Information Engineering and Computer Science Department, via Sommarive 14 - I38100 (Povo) Trento, Italy.
BMC Bioinformatics. 2010 Mar 3;11:115. doi: 10.1186/1471-2105-11-115.
Prediction of catalytic residues is a major step in characterizing the function of enzymes. In its simpler formulation, the problem can be cast into a binary classification task at the residue level, by predicting whether the residue is directly involved in the catalytic process. The task is quite hard also when structural information is available, due to the rather wide range of roles a functional residue can play and to the large imbalance between the number of catalytic and non-catalytic residues.

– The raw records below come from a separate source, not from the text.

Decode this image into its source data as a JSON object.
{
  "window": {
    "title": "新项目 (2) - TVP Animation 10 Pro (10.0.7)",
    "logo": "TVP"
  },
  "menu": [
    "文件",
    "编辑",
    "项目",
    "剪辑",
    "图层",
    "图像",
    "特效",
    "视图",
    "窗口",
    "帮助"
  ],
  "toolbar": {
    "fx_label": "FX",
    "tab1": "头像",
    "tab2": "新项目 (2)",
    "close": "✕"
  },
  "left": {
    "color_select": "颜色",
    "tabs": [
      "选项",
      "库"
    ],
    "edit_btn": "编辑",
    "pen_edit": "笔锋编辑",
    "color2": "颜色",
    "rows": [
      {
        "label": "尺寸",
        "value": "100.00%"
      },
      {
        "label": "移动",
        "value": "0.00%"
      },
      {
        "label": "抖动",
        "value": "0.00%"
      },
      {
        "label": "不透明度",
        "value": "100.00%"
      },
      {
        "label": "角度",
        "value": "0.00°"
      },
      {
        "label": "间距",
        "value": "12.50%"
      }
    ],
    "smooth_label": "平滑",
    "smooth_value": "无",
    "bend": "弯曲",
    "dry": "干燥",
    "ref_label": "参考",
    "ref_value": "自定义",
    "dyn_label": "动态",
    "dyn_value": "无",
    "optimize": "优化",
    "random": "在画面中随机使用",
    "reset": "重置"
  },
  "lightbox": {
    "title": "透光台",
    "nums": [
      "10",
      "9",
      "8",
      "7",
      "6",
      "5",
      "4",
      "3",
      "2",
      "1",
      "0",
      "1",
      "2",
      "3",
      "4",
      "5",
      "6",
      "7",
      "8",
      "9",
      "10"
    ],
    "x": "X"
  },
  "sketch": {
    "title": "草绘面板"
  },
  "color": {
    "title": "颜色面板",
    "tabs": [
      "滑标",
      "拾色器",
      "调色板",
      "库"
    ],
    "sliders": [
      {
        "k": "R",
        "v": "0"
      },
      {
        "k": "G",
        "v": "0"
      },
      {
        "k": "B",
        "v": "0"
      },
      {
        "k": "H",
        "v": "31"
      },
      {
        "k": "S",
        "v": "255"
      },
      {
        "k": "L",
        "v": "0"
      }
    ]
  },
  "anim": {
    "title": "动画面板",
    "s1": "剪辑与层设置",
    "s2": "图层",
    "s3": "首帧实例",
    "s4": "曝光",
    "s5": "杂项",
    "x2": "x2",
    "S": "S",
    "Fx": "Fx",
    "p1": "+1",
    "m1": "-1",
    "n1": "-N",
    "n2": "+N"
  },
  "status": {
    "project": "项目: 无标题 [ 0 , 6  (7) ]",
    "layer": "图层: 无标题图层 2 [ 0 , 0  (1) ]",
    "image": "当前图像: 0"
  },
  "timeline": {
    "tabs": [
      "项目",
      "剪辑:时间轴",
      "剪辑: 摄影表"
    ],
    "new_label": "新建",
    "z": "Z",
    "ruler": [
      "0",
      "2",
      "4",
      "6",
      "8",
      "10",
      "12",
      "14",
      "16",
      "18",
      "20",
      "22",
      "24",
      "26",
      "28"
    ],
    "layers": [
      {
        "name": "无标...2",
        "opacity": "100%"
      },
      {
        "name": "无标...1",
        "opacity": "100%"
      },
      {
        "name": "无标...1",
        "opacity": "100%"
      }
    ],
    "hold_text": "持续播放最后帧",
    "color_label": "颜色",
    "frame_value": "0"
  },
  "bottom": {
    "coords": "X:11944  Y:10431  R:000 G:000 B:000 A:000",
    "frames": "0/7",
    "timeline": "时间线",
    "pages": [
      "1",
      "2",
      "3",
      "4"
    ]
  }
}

We developed an effective representation of structural information by modeling spherical regions around candidate residues, and extracting statistics on the properties of their content such as physico-chemical properties, atomic density, flexibility, presence of water molecules. We trained an SVM classifier combining our features with sequence-based information and previously developed 3D features, and compared its performance with the most recent state-of-the-art approaches on different benchmark datasets. We further analyzed the discriminant power of the information provided by the presence of heterogens in the residue neighborhood.
Our structure-based method achieves consistent improvements on all tested datasets over both sequence-based and structure-based state-of-the-art approaches. Structural neighborhood information is shown to be responsible for such results, and predicting the presence of nearby heterogens seems to be a promising direction for further improvements.
催化残基的预测是表征酶功能的主要步骤。在更简单的形式中,该问题可以在残基水平上被归结为二元分类任务,通过预测残基是否直接参与催化过程。即使有结构信息可用,由于功能残基可以发挥的作用范围很广,以及催化残基和非催化残基数量之间的巨大不平衡,该任务也相当困难。
我们通过对候选残基周围的球形区域建模,并提取其内容的属性(如理化性质、原子密度、柔韧性、水分子存在情况)的统计信息,开发了一种有效的结构信息表示方法。我们训练了一个 SVM 分类器,将我们的特征与基于序列的信息和以前开发的 3D 特征相结合,并将其性能与不同基准数据集上最新的最先进方法进行了比较。我们进一步分析了残基邻域中杂原子存在提供的信息的判别能力。
我们的基于结构的方法在所有测试数据集上都优于基于序列和基于结构的最先进方法,实现了一致的改进。结构邻域信息是导致这些结果的原因,并且预测附近杂原子的存在似乎是进一步改进的有前途的方向。